Originally written for publishing on March 19, 2013.
The fourth annual French Film Festival returned this year last Friday, showcasing specially selected films reflecting French culture and romance. Students, friends, and local citizens all gathered together to view the films that played through a four-night venue.
The film festival opened up on a chilly Friday night, as students and neighbors trickled through the parking lot of the auditorium, creeping towards the entrance of the venue. Everything from upbeat, indie-French background music and the sounds of the occasional person speaking fluent French to the struggling non-native speakers, energized the evening’s mood.
“Le Hérrison” opened the festival. Quirky, just like its protagonist Paloma, the film showed the boredom of an extremely observant and particularly pessimistic eleven year-old girl who decides to end her life on her twelfth birthday.
As Paloma films her daily living with her success-driven father, emotionally stagnant mother drowned by champagne and anti-depressants, and critical older sister, she grows ill of adult living and openly greets her future doom. Only through her newfound friendship with the anti-social apartment concierge and perplexing new tenant does Paloma discover the beauty of life’s struggles and mysteries of finding love.
On Thursday night the French Department held a screening of the film “Le Havre” for the second film. A half comedy, half drama about Marcel Marx, a shoe-shiner in the seaside town of Le Havre, France who takes in a young immigrant from Africa, all the while managing his day-to-day financial stresses and a sickly wife.
According to Daniel Brondi, a French Professor at Fullerton College, the film was a fairytale with no specific reference to time. The storyline continued seamlessly but there were details that hinted that it was one time, then another.
“I thought it was pretty interesting how they took a very dreary and sad topic of illegal immigration and showed it with reality but put this quirky twist to it,” said Hanna Yi, a local Fullerton citizen.
The cinematic style was unique, with prolonged scenes of silence.
“You get this a lot with French films, they keep the camera on after everyone is gone. It added to that funny and awkward feeling that the movie had,” said Yi.
“Les femmes du 6ième Étage” or “The Women on the 6th Floor” was about a group of maids from Spain living together and working for wealthy clients in 1960s Paris. The story is about love, friendship, and social barriers; it is about learning to enjoy life and finding one’s own passion.
The zany characters had the audience roaring with laughter with plenty of sarcasm, jokes, and idiosyncrasies. The women form a community, getting together for paella, dancing, and mass, dreaming about what they will do when they return home to Spain.
The storyline focuses on sweet young Maria and the family that she works for as friendships grow in the most unlikely of circumstances.
Closing the ceremony was “Romantics Anonymous,” a film focused around two socially awkward, chocolate-loving characters.
Angélique, a woman passionate about chocolate and its elegance, possesses the talent to make wonderfully decadent treats but chokes to claim credit for her work.
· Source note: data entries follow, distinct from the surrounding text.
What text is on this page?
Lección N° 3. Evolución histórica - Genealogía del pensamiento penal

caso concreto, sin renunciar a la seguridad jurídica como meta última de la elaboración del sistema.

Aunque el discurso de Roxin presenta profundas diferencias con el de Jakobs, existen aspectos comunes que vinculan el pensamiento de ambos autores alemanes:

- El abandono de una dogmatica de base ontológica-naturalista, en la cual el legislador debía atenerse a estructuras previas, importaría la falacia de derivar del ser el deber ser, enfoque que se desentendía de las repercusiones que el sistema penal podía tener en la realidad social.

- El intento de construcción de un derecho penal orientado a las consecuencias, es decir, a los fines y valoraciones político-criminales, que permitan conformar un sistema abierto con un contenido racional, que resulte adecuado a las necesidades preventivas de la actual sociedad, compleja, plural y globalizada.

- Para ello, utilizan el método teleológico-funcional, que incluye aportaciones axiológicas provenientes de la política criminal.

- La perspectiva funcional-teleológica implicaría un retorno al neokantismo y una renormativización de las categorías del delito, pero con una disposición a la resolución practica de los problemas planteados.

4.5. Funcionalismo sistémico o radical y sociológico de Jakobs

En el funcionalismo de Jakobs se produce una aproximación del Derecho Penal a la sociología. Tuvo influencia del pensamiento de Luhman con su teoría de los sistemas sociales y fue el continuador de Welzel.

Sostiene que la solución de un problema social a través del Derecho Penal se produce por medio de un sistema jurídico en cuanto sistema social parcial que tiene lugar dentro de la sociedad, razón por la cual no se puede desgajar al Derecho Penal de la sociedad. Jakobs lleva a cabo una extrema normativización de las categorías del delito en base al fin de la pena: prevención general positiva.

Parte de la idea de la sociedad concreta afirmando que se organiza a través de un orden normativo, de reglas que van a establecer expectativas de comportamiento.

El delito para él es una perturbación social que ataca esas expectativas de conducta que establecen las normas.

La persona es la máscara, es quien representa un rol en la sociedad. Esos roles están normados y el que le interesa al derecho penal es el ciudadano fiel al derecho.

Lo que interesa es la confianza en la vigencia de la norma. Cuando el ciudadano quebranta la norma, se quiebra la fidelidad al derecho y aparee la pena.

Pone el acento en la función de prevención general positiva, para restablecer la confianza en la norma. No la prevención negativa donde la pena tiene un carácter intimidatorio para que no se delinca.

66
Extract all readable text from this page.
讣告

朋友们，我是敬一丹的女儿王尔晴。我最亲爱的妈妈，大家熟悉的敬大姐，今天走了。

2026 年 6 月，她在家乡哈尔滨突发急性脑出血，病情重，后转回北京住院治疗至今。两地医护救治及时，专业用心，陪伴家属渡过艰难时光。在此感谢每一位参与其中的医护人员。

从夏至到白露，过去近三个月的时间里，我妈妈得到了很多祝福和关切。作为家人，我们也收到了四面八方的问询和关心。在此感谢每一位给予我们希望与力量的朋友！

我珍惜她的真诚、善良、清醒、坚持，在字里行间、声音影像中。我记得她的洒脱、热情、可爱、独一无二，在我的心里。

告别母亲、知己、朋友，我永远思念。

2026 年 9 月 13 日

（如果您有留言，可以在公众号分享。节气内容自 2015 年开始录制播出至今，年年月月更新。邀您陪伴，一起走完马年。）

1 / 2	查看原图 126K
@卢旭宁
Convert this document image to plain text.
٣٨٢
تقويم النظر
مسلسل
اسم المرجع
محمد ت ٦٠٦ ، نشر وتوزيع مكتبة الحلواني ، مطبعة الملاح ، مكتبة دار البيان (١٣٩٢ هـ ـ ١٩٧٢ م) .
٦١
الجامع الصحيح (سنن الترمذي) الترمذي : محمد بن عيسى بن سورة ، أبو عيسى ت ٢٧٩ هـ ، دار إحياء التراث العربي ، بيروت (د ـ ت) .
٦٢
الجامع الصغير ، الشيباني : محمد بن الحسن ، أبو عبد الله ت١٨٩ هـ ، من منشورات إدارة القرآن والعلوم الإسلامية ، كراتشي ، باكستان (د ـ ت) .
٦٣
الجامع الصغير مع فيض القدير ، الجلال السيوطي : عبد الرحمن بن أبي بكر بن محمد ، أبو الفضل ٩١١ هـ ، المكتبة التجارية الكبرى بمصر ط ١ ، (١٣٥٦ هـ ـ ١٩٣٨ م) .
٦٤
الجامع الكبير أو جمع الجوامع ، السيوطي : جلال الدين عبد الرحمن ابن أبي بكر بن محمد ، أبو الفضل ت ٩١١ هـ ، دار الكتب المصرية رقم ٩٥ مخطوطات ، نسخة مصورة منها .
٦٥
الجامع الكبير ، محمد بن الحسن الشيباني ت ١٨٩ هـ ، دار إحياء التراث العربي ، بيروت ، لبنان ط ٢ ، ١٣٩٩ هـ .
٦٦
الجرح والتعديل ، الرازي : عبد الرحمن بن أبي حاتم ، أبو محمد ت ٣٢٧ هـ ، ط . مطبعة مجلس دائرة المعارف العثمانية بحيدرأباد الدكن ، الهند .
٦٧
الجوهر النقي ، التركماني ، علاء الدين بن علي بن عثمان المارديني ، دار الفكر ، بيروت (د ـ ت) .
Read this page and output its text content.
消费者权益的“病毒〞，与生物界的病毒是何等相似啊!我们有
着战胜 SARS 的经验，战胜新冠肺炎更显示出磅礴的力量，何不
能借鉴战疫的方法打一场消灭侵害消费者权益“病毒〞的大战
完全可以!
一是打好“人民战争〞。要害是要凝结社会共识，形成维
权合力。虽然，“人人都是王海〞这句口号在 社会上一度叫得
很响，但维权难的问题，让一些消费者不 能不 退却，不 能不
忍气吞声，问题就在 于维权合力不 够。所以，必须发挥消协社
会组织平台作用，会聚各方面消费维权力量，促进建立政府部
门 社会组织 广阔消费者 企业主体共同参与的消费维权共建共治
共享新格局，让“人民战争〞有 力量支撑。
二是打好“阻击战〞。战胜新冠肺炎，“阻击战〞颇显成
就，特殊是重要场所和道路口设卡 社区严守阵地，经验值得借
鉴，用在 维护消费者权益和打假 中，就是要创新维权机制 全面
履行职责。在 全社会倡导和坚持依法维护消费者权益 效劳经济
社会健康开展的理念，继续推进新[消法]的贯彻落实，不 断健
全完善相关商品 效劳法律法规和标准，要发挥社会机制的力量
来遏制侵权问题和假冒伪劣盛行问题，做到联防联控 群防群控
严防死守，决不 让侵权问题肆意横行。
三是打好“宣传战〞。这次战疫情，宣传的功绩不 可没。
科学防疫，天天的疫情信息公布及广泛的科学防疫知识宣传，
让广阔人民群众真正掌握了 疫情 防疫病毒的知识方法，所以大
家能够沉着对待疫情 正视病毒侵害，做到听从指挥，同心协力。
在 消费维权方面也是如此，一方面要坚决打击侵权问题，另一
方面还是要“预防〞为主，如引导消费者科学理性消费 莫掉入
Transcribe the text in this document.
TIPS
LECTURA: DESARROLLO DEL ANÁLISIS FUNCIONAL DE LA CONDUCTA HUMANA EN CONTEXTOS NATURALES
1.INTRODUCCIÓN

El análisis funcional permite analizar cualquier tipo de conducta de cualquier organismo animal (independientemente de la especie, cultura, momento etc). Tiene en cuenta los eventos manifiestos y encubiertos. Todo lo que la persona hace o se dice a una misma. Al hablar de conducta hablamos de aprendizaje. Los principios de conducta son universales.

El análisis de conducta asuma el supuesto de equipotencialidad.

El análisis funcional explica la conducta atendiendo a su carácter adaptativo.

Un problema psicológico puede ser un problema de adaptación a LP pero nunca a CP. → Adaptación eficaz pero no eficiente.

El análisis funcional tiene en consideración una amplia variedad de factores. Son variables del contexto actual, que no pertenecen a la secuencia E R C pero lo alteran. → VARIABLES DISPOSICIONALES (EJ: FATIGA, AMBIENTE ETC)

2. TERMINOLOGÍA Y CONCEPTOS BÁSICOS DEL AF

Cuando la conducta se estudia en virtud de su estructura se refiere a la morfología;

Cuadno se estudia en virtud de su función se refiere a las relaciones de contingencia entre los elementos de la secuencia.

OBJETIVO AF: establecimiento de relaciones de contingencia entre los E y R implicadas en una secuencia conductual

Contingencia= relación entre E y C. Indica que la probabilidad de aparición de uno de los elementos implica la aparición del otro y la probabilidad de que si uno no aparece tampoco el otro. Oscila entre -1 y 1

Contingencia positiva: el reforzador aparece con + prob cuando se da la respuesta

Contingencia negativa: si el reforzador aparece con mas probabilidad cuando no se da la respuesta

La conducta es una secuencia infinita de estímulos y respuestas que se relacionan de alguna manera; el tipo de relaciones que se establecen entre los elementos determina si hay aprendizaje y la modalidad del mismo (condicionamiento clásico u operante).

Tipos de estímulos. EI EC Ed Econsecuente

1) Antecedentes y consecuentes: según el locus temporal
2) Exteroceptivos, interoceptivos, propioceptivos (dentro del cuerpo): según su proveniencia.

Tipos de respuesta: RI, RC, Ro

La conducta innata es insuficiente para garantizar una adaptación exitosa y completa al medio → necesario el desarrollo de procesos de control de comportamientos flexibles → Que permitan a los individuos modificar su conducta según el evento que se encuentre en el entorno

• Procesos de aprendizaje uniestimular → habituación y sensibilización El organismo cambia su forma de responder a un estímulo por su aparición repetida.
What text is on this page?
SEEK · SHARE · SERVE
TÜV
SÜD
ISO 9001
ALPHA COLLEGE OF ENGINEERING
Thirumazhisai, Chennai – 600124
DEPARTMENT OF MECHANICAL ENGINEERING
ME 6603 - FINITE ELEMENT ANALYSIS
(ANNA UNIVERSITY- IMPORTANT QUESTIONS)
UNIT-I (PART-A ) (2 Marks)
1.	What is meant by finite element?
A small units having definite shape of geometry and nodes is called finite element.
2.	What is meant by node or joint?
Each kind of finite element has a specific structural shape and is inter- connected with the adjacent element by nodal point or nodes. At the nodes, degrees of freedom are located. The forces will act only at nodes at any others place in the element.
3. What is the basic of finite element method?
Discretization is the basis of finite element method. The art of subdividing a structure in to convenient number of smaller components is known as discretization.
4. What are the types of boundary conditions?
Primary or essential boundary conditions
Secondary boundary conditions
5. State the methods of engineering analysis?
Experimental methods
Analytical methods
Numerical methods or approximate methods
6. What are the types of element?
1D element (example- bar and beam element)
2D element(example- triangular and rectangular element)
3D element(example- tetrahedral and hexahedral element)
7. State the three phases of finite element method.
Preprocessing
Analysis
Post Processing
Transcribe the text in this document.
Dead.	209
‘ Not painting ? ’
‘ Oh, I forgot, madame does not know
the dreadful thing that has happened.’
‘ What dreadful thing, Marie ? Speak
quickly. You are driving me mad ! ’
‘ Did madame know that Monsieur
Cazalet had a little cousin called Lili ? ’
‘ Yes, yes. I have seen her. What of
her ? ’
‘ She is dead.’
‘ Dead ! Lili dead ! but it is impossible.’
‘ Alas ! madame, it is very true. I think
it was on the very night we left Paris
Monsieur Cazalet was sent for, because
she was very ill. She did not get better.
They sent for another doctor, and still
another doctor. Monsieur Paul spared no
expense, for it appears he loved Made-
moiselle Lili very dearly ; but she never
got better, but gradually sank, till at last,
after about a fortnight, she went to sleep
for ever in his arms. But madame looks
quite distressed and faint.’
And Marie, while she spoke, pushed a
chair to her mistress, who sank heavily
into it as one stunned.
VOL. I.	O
Jean-René, the owner of a failing family-tendered chocolate company, with his own handicap of social interaction, comes to find Angélique applying for a position at the company and welcomes her with no knowledge of her talent.
As the two interact, their lack of knowledge to build relationships is evident but the overflowing emotions of love grow. The viewer discovers the raw emotions a fluttering heart wishes to say uncensored as the two characters grow in unison.
In wonderful delight to the audience, chocolate truffles were graciously dispersed at the films end to encourage a new friend, neighbor, or even love. All chocolates were kindly donated by Lindor chocolate.
The French Film Festival is held each Spring semester by the Humanities Division and put on by the French Department. French Professors from Fullerton College give a short introduction to the films and the audience sat back and enjoyed the opportunity to view a foreign film on the big screen.